Groetsema/Rybin Koob: Would you add or change anything from your comments in the “Archival Poetics and the War on Memory” panel?
Sikelianos: First, I loved listening to the archive again: thank you for that invitation.
Since that panel, we have been through the Trump administration and the war not just on memory, but also on fact. Social media has taken over a huge piece of our mental landscapes. We have the specter of hate language and cancel language being wielded in large swathes of “public” space. We are still in the throes of the Reckoning with American history, set into more urgent motion by George Floyd’s hideous murder. And the eminent destruction of so much animal and plant memory is more pressing than ever. All these forces are shaping our approach to memory and the archive, and it can be excruciating to find a posture from which to use language, to know how to speak.

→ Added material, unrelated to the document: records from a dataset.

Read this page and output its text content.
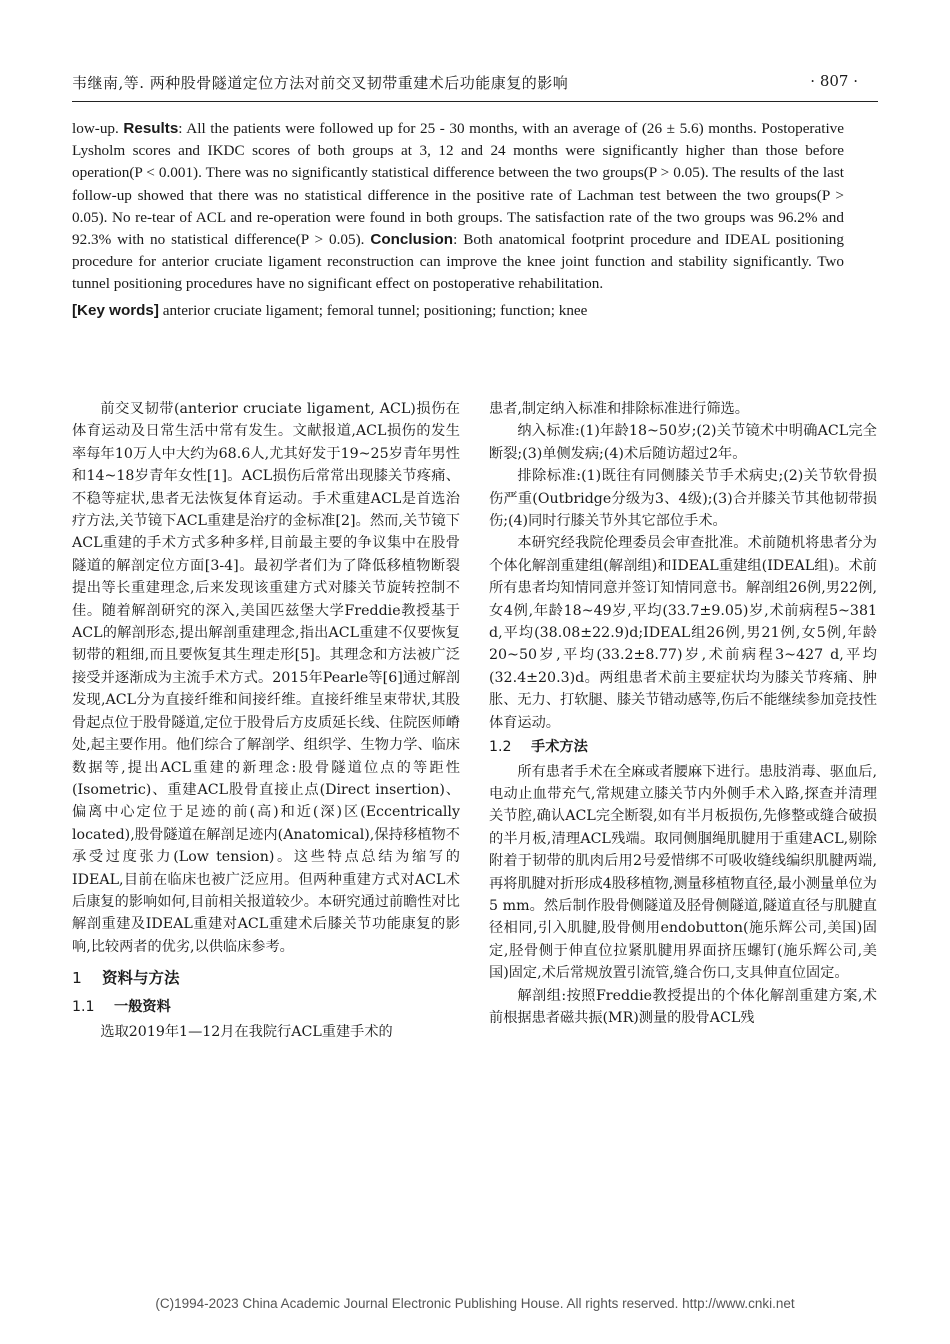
韦继南,等. 两种股骨隧道定位方法对前交叉韧带重建术后功能康复的影响	· 807 ·

low-up. Results: All the patients were followed up for 25 - 30 months, with an average of (26 ± 5.6) months. Postoperative Lysholm scores and IKDC scores of both groups at 3, 12 and 24 months were significantly higher than those before operation(P < 0.001). There was no significantly statistical difference between the two groups(P > 0.05). The results of the last follow-up showed that there was no statistical difference in the positive rate of Lachman test between the two groups(P > 0.05). No re-tear of ACL and re-operation were found in both groups. The satisfaction rate of the two groups was 96.2% and 92.3% with no statistical difference(P > 0.05). Conclusion: Both anatomical footprint procedure and IDEAL positioning procedure for anterior cruciate ligament reconstruction can improve the knee joint function and stability significantly. Two tunnel positioning procedures have no significant effect on postoperative rehabilitation.

[Key words] anterior cruciate ligament; femoral tunnel; positioning; function; knee

前交叉韧带(anterior cruciate ligament, ACL)损伤在体育运动及日常生活中常有发生。文献报道,ACL损伤的发生率每年10万人中大约为68.6人,尤其好发于19~25岁青年男性和14~18岁青年女性[1]。ACL损伤后常常出现膝关节疼痛、不稳等症状,患者无法恢复体育运动。手术重建ACL是首选治疗方法,关节镜下ACL重建是治疗的金标准[2]。然而,关节镜下ACL重建的手术方式多种多样,目前最主要的争议集中在股骨隧道的解剖定位方面[3-4]。最初学者们为了降低移植物断裂提出等长重建理念,后来发现该重建方式对膝关节旋转控制不佳。随着解剖研究的深入,美国匹兹堡大学Freddie教授基于ACL的解剖形态,提出解剖重建理念,指出ACL重建不仅要恢复韧带的粗细,而且要恢复其生理走形[5]。其理念和方法被广泛接受并逐渐成为主流手术方式。2015年Pearle等[6]通过解剖发现,ACL分为直接纤维和间接纤维。直接纤维呈束带状,其股骨起点位于股骨隧道,定位于股骨后方皮质延长线、住院医师嵴处,起主要作用。他们综合了解剖学、组织学、生物力学、临床数据等,提出ACL重建的新理念:股骨隧道位点的等距性(Isometric)、重建ACL股骨直接止点(Direct insertion)、偏离中心定位于足迹的前(高)和近(深)区(Eccentrically located),股骨隧道在解剖足迹内(Anatomical),保持移植物不承受过度张力(Low tension)。这些特点总结为缩写的IDEAL,目前在临床也被广泛应用。但两种重建方式对ACL术后康复的影响如何,目前相关报道较少。本研究通过前瞻性对比解剖重建及IDEAL重建对ACL重建术后膝关节功能康复的影响,比较两者的优劣,以供临床参考。

1 资料与方法
1.1 一般资料

选取2019年1—12月在我院行ACL重建手术的

患者,制定纳入标准和排除标准进行筛选。

纳入标准:(1)年龄18~50岁;(2)关节镜术中明确ACL完全断裂;(3)单侧发病;(4)术后随访超过2年。

排除标准:(1)既往有同侧膝关节手术病史;(2)关节软骨损伤严重(Outbridge分级为3、4级);(3)合并膝关节其他韧带损伤;(4)同时行膝关节外其它部位手术。

本研究经我院伦理委员会审查批准。术前随机将患者分为个体化解剖重建组(解剖组)和IDEAL重建组(IDEAL组)。术前所有患者均知情同意并签订知情同意书。解剖组26例,男22例,女4例,年龄18~49岁,平均(33.7±9.05)岁,术前病程5~381 d,平均(38.08±22.9)d;IDEAL组26例,男21例,女5例,年龄20~50岁,平均(33.2±8.77)岁,术前病程3~427 d,平均(32.4±20.3)d。两组患者术前主要症状均为膝关节疼痛、肿胀、无力、打软腿、膝关节错动感等,伤后不能继续参加竞技性体育运动。

1.2 手术方法

所有患者手术在全麻或者腰麻下进行。患肢消毒、驱血后,电动止血带充气,常规建立膝关节内外侧手术入路,探查并清理关节腔,确认ACL完全断裂,如有半月板损伤,先修整或缝合破损的半月板,清理ACL残端。取同侧腘绳肌腱用于重建ACL,剔除附着于韧带的肌肉后用2号爱惜绑不可吸收缝线编织肌腱两端,再将肌腱对折形成4股移植物,测量移植物直径,最小测量单位为5 mm。然后制作股骨侧隧道及胫骨侧隧道,隧道直径与肌腱直径相同,引入肌腱,股骨侧用endobutton(施乐辉公司,美国)固定,胫骨侧于伸直位拉紧肌腱用界面挤压螺钉(施乐辉公司,美国)固定,术后常规放置引流管,缝合伤口,支具伸直位固定。

解剖组:按照Freddie教授提出的个体化解剖重建方案,术前根据患者磁共振(MR)测量的股骨ACL残

(C)1994-2023 China Academic Journal Electronic Publishing House. All rights reserved. http://www.cnki.net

During Trump’s reign, I felt assaulted by what I perceived as the collision of “alternative facts” and the work of the imagination. Finally, I was able (through the help of other writers) to clarify the situation for myself: “alternative facts” are meant to close thinking down and the work of the imagination is to expand it. Now I want to reclaim “alternative facts” for the poets, because we have always been trafficking in them, but for very different reasons, and to very different effect.
Last night, I read a passage in Natalia Ginzburg’s Family Lexicon (translated by Jenny McPhee) that spoke to me deeply. The book is an account of a family (Jewish and Gentile) in an era that included the rule of Mussolini. She is speaking here about the period just after the war.
Everyone thought we could, or rather should, write poetry about any and all subjects since for so many years the world had been silenced and paralyzed, reality being something stuck behind glass — vitreous, crystalline, mute, and immobile. Novelists and poets had been starved of words during the fascist years. So many had been forbidden to use words, and the few who’d been able to use them were forced to choose them very carefully from the slim pickings that remained. During fascism, poets found themselves expressing only an arid, shut-off, cryptic dream world. Now, once more, many words were in circulation and reality appeared to be at everyone’s fingertips. So those who had been starved dedicated themselves to harvesting the words with delight. And the harvest was ubiquitous because everyone wanted to take part in it. The result was a confused mixing up of the languages of poetry and politics. Reality proved itself to be complex and enigmatic, as indecipherable and obscure as the world of dreams.
A few years ago, I dreamt of a burning tree of language, unacceptable words being burned with each leaf, and the dream’s concern was: now how will we express reality? That is the ongoing work of the poet, to figure that out.